Thank you for this. I have been doing HIIT and lifting in one session. I don’t have time to go to the gym twice and I find it difficult to work out after 9am. I am also only following one exerice routine (So I am only doing A) – will do this for 4 weeks before I move on to B , etc. Is this recommended? I just need to get stronger with set A first before moving on to the next.

anon

Thanks for a clear and prescriptive plan that is adaptable to different levels of experience and abilities. It has certainly helped me and I’m starting a proper cut tomorrow for the first time in years.

John

Hi @Matthew, You can definitely follow the aesthetics split and see results, as long as you’re reducing calories and keeping your protein intake high.
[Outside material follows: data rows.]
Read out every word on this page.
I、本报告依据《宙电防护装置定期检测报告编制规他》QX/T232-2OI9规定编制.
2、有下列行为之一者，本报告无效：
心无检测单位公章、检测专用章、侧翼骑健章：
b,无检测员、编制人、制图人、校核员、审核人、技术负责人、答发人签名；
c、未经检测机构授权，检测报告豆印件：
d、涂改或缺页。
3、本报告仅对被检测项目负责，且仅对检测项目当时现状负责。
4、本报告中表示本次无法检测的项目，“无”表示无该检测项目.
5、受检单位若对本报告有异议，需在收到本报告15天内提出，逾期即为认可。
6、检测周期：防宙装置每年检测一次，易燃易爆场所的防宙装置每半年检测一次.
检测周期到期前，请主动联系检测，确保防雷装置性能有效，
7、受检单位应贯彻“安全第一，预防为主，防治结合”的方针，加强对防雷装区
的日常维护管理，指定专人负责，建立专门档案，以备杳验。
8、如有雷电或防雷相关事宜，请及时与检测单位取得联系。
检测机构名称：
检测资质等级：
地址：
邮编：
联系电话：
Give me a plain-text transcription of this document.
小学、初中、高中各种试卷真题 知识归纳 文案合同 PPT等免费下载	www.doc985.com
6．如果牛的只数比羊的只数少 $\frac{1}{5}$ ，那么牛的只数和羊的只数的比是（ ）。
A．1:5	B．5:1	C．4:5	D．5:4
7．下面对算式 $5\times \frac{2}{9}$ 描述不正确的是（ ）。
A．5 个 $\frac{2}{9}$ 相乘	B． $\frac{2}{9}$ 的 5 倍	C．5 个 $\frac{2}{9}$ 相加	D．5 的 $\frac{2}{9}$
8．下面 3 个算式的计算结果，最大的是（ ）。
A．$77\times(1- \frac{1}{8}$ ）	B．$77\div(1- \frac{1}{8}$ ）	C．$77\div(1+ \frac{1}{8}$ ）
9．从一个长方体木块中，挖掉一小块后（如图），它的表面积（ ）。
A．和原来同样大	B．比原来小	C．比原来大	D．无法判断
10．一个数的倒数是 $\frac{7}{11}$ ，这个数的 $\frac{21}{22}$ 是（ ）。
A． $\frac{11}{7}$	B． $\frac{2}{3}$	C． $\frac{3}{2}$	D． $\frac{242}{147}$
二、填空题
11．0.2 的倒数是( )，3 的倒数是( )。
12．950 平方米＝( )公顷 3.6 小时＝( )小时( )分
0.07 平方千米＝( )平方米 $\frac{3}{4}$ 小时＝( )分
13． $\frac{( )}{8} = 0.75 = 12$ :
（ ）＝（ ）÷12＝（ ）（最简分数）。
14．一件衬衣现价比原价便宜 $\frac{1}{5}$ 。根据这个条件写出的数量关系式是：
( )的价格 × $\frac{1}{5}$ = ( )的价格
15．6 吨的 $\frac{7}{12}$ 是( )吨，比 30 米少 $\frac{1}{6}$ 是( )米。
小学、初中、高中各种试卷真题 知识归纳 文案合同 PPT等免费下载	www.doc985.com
This article includes some good diet tips, so we’d suggest reading those and incorporating them into your diet for best results.

Kirsten @ SET FOR SET

Hey, I’m doing the “THE BEST AESTHETIC WORKOUT ROUTINE” you guys posted about a while back, and one of the prerequisites is to be in between 10-12% body fat. Should I be doing this split until I hit that or can I do the split from that article while hitting my proper caloric deficit?

Matthew J

Hi @UPI, You can do a different split for sure, but following a split that has 4 different body groups in combination with steady-state cardio and HIIT may actually be more daunting. What about performing one upper body day, one lower body day, and one full body day instead? Or, if you don’t want any full body days, it’d probably be better to do push, pull, and legs, and hit each twice a week. Then just make sure you’re adding your steady-state cardio on after you gym sessions and HIIT should be done later on in the day.